Differing financing structures is one widely discussed factor that has likely created greater rate sensitivity for commercial real estate – its financing is typically shorter in term and relies more on floating interest rates. More than 40% of commercial real estate debt matures through 2025; furthermore, roughly one-third is floating rate.3 For single-family homes, 80-90% of mortgage loans originated over the past decade have had fixed 30-year rates with most of the remainder fixed for either 5 or 7 years.4 While financing differences are important, they don’t fully explain why single-family home prices have set new highs despite the largest rate shock in the modern history of US housing. A less discussed but potentially more important factor explaining the surprising resilience of singlefamily prices is a more favorable supply-demand dynamic when compared to commercial real estate.
The pandemic has likely structurally increased demand for housing, especially single-family homes.5 In terms of supply, single-family housing has seen less investment relative to demand since the Great Financial Crisis (GFC). This is illustrated in Exhibit 2, which compares construction spending for different real estate asset types. Multifamily and industrial have emerged as the two pillars of most investors’ real estate strategies and in response investment in new construction has increased more than fivefold over the past quarter century. By contrast, fundamentals for retail and office have proven more challenging and construction has grown slowly. Single-family construction grew during the mid-2000s, but it has seen slower growth during the post-GFC period. Overall, single-family investment has grown in-line with office investment despite a stronger demand profile.

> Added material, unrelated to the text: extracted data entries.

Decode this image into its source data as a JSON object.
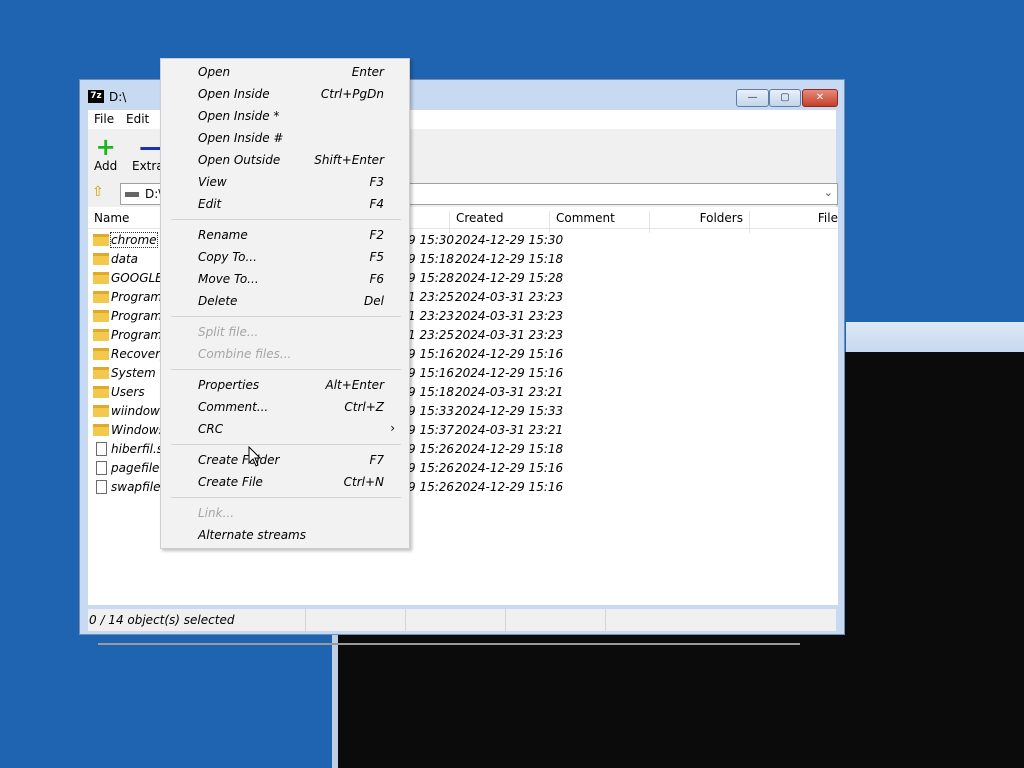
{
  "window": {
    "title": "D:\\",
    "app_icon": "7z",
    "controls": {
      "min": "—",
      "max": "▢",
      "close": "✕"
    }
  },
  "menubar": {
    "items": [
      "File",
      "Edit"
    ]
  },
  "toolbar": {
    "add_label": "Add",
    "extract_label": "Extrac",
    "add_icon": "+",
    "extract_icon": "—"
  },
  "address": {
    "path": "D:\\",
    "up_icon": "folder-up-icon",
    "chevron": "⌄"
  },
  "columns": {
    "name": "Name",
    "created": "Created",
    "comment": "Comment",
    "folders": "Folders",
    "files": "File"
  },
  "files": [
    {
      "name": "chrome",
      "type": "folder",
      "modified_fragment": "9 15:30",
      "created": "2024-12-29 15:30"
    },
    {
      "name": "data",
      "type": "folder",
      "modified_fragment": "9 15:18",
      "created": "2024-12-29 15:18"
    },
    {
      "name": "GOOGLE",
      "type": "folder",
      "modified_fragment": "9 15:28",
      "created": "2024-12-29 15:28"
    },
    {
      "name": "Program",
      "type": "folder",
      "modified_fragment": "1 23:25",
      "created": "2024-03-31 23:23"
    },
    {
      "name": "Program",
      "type": "folder",
      "modified_fragment": "1 23:23",
      "created": "2024-03-31 23:23"
    },
    {
      "name": "ProgramD",
      "type": "folder",
      "modified_fragment": "1 23:25",
      "created": "2024-03-31 23:23"
    },
    {
      "name": "Recovery",
      "type": "folder",
      "modified_fragment": "9 15:16",
      "created": "2024-12-29 15:16"
    },
    {
      "name": "System Vo",
      "type": "folder",
      "modified_fragment": "9 15:16",
      "created": "2024-12-29 15:16"
    },
    {
      "name": "Users",
      "type": "folder",
      "modified_fragment": "9 15:18",
      "created": "2024-03-31 23:21"
    },
    {
      "name": "wiindows",
      "type": "folder",
      "modified_fragment": "9 15:33",
      "created": "2024-12-29 15:33"
    },
    {
      "name": "Windows",
      "type": "folder",
      "modified_fragment": "9 15:37",
      "created": "2024-03-31 23:21"
    },
    {
      "name": "hiberfil.sy",
      "type": "file",
      "modified_fragment": "9 15:26",
      "created": "2024-12-29 15:18"
    },
    {
      "name": "pagefile.s",
      "type": "file",
      "modified_fragment": "9 15:26",
      "created": "2024-12-29 15:16"
    },
    {
      "name": "swapfile.s",
      "type": "file",
      "modified_fragment": "9 15:26",
      "created": "2024-12-29 15:16"
    }
  ],
  "status": {
    "text": "0 / 14 object(s) selected"
  },
  "context_menu": {
    "groups": [
      [
        {
          "label": "Open",
          "shortcut": "Enter",
          "enabled": true
        },
        {
          "label": "Open Inside",
          "shortcut": "Ctrl+PgDn",
          "enabled": true
        },
        {
          "label": "Open Inside *",
          "shortcut": "",
          "enabled": true
        },
        {
          "label": "Open Inside #",
          "shortcut": "",
          "enabled": true
        },
        {
          "label": "Open Outside",
          "shortcut": "Shift+Enter",
          "enabled": true
        },
        {
          "label": "View",
          "shortcut": "F3",
          "enabled": true
        },
        {
          "label": "Edit",
          "shortcut": "F4",
          "enabled": true
        }
      ],
      [
        {
          "label": "Rename",
          "shortcut": "F2",
          "enabled": true
        },
        {
          "label": "Copy To...",
          "shortcut": "F5",
          "enabled": true
        },
        {
          "label": "Move To...",
          "shortcut": "F6",
          "enabled": true
        },
        {
          "label": "Delete",
          "shortcut": "Del",
          "enabled": true
        }
      ],
      [
        {
          "label": "Split file...",
          "shortcut": "",
          "enabled": false
        },
        {
          "label": "Combine files...",
          "shortcut": "",
          "enabled": false
        }
      ],
      [
        {
          "label": "Properties",
          "shortcut": "Alt+Enter",
          "enabled": true
        },
        {
          "label": "Comment...",
          "shortcut": "Ctrl+Z",
          "enabled": true
        },
        {
          "label": "CRC",
          "shortcut": "",
          "enabled": true,
          "submenu": true
        }
      ],
      [
        {
          "label": "Create Folder",
          "shortcut": "F7",
          "enabled": true
        },
        {
          "label": "Create File",
          "shortcut": "Ctrl+N",
          "enabled": true
        }
      ],
      [
        {
          "label": "Link...",
          "shortcut": "",
          "enabled": false
        },
        {
          "label": "Alternate streams",
          "shortcut": "",
          "enabled": true
        }
      ]
    ],
    "submenu_arrow": "›"
  },
  "colors": {
    "desktop": "#1f64b0",
    "folder": "#f2c94c",
    "add": "#1db51d",
    "extract": "#1b2fbf",
    "disabled_text": "#a5a5a5"
  }
}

Within single-family housing, single-family rentals have experienced a net reduction in supply over the past few years as described in the October 2022 Pretium Housing Insights.6 Single-family rentals are arguably the only real estate asset type to have seen supply shrink over the past few years. Looking ahead, Pretium expects that favorable supply-demand dynamics will continue to underpin single-family fundamentals in the coming years, both in terms of rent and price growth.
Statements throughout these materials, including these regarding the opportunity, Pretium’s advantages and the market represent the opinions and beliefs of Pretium. There can be no assurance that these will materialize.
- Real Capital Analytics, Commercial Property Price Indices as of July 20, 2023; Green Street, Commercial Property Price Index as of August 4, 2023.
- CoreLogic, Home Price Index as of September 5, 2023.
- Mortgage Bankers Association, Quarterly Commercial/Multifamily Mortgage Debt Outstanding as of June 29, 2023.
- CoreLogic, “Rising Rates Lead to Increase in Adjustable-Rate Mortgage (ARM) Activity”, June 26, 2023.
- Pretium Housing Insights, “Increased long-distance migration persisted in 2022”, January 2023.
- Pretium Housing Insights, “Investor activity in housing had no discernible impact on homeownership during the pandemic”, October 2022.